Welcome, Mules

December 30, 2010 Leave a comment Go to comments

Eliseo, 39, is considered a public benefactor. A guy who is always welcome. For a decade, this Cuban American has been a ‘mule’. He resides in Miami and makes some fifteen trips to the island every year. Sometimes more.

Right now, from his mobile phone, he calls his usual driver to pick him up at the entrance to the Jose Marti International Airport, south of Havana. He loads a bunch of bags and briefcases.

He will be in Havana for one day. His mission is to unload the 150 pounds of food, medicine, electronics, clothing, shoes and toys, among other things, in a house that he trusts, where later they will take charge of delivering them to their destinations.

Eliseo has set up a small business operating at full throttle, especially in the month of December. He charges $5 per pound of food or medicines, and $10 per pound of other items. To move certain goods controlled in Cuba, he discretely slips a hundred-dollar bill in the pockets of the customs authorities.

In Miami he also greases the palms of air terminal officials. When George W. Bush turned the screws on the embargo against Castro, Eliseo always wrangled it to bring products and sums of money that violated U.S. laws. “Now with Obama everything is easier.” The current occupant of the White House has taken steps to facilitate family relationships.

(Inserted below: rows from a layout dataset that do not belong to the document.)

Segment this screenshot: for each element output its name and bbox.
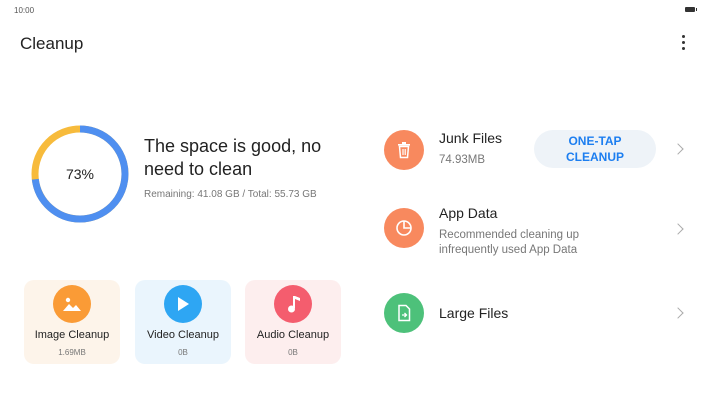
junk-files-row[interactable]: Junk Files 74.93MB ONE-TAP CLEANUP bbox=[380, 126, 692, 176]
more-vert-icon bbox=[681, 34, 685, 38]
status-time: 10:00 bbox=[14, 6, 35, 15]
app-data-row[interactable]: App Data Recommended cleaning up infrequ… bbox=[380, 203, 692, 263]
play-icon bbox=[164, 285, 202, 323]
storage-headline: The space is good, no need to clean bbox=[144, 136, 322, 179]
video-cleanup-tile[interactable]: Video Cleanup 0B bbox=[135, 280, 231, 364]
storage-info: Remaining: 41.08 GB / Total: 55.73 GB bbox=[144, 189, 317, 200]
trash-icon bbox=[384, 130, 424, 170]
app-data-subtitle: Recommended cleaning up infrequently use… bbox=[439, 229, 580, 256]
storage-donut: 73% bbox=[30, 124, 130, 224]
chevron-right-icon bbox=[672, 143, 684, 155]
tile-label: Image Cleanup bbox=[34, 329, 110, 341]
pie-chart-icon bbox=[384, 208, 424, 248]
junk-files-size: 74.93MB bbox=[439, 154, 486, 166]
status-bar: 10:00 bbox=[0, 0, 711, 20]
tile-size: 0B bbox=[288, 348, 298, 357]
storage-percent: 73% bbox=[65, 166, 95, 182]
large-files-row[interactable]: Large Files bbox=[380, 290, 692, 336]
file-icon bbox=[384, 293, 424, 333]
chevron-right-icon bbox=[672, 223, 684, 235]
tile-label: Video Cleanup bbox=[147, 329, 219, 341]
large-files-title: Large Files bbox=[439, 305, 509, 321]
battery-icon bbox=[685, 7, 697, 12]
one-tap-cleanup-button[interactable]: ONE-TAP CLEANUP bbox=[534, 130, 656, 168]
app-data-title: App Data bbox=[439, 205, 498, 221]
image-cleanup-tile[interactable]: Image Cleanup 1.69MB bbox=[24, 280, 120, 364]
tile-label: Audio Cleanup bbox=[256, 329, 330, 341]
tile-size: 1.69MB bbox=[58, 348, 86, 357]
page-title: Cleanup bbox=[20, 34, 84, 53]
more-options-button[interactable] bbox=[675, 32, 691, 52]
audio-cleanup-tile[interactable]: Audio Cleanup 0B bbox=[245, 280, 341, 364]
chevron-right-icon bbox=[672, 307, 684, 319]
tile-size: 0B bbox=[178, 348, 188, 357]
music-note-icon bbox=[274, 285, 312, 323]
image-icon bbox=[53, 285, 91, 323]
junk-files-title: Junk Files bbox=[439, 130, 503, 146]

Since December 20, you can send up to 10 thousand dollars via Western Union. On top of that, residents of the island can collect it in convertible pesos. Facing the urgent need of the “imperialist enemy’s” greenback, the Cuban government eliminated the 10% duty on the dollar.

On October 25, 2004, an angered Fidel Castro, supposedly caught laundering 3.9 billion old dollars in the Swiss UBS bank — something prohibited by the embargo — he announced a 10% tax on the dollar during a television appearance. Starting on November 8 of that year, the only currency that circulated in Cuba was the Cuban Convertible Peso (CUC).

Remittances from family members and the sending of goods by “mules,” in large part brace up the fragile and inefficient island economy. According to international organizations, through remittances alone the government allows some billions of dollars to enter the country every year.

Darío, a 52-year-old economist, thinks it could be double that. “There is a lot of money that isn’t accounted for. It’s a source that permits the investment of money free of the State’s nets. The government knows it and won’t lose sight of it. It’s probable that in months to come they’ll stimulate it even more.”

In Miami, dozens of agencies are dedicated to the shipment of packages and money to Cuba. Meanwhile, Cubans on the island ceaselessly ask their relatives for things from disposable toilet wipes and tennis shoes to laptops and plasma televisions.

If the embargo were to end, the interchange of merchandise and capital could exceed 5 billion dollars annually. And if the Havana regime would repeal absurd laws that prevent Cuban-Americans from investing in the country of their birth, the numbers could triple.

What’s certain is that the embargo hasn’t prevented families on the island from receiving money, by one means or another. Neither foodstuffs, medicines, nor other articles.

Eliseo assures us that he earns almost 2,000 dollars in profit each month. “If it’s the end of the year, a little more. In whatever way, despite the fact that I live off of this ‘business’, it satisfies me to see the people’s joy when they receive their packages, or while you count out a bundle of bills for them. But above all what sticks with me are the hopeful faces of children when you see them unpack toys and sweets.”

Moments like those make Eliseo feel like a tropical version of Santa Claus. The families on both shores appreciate him.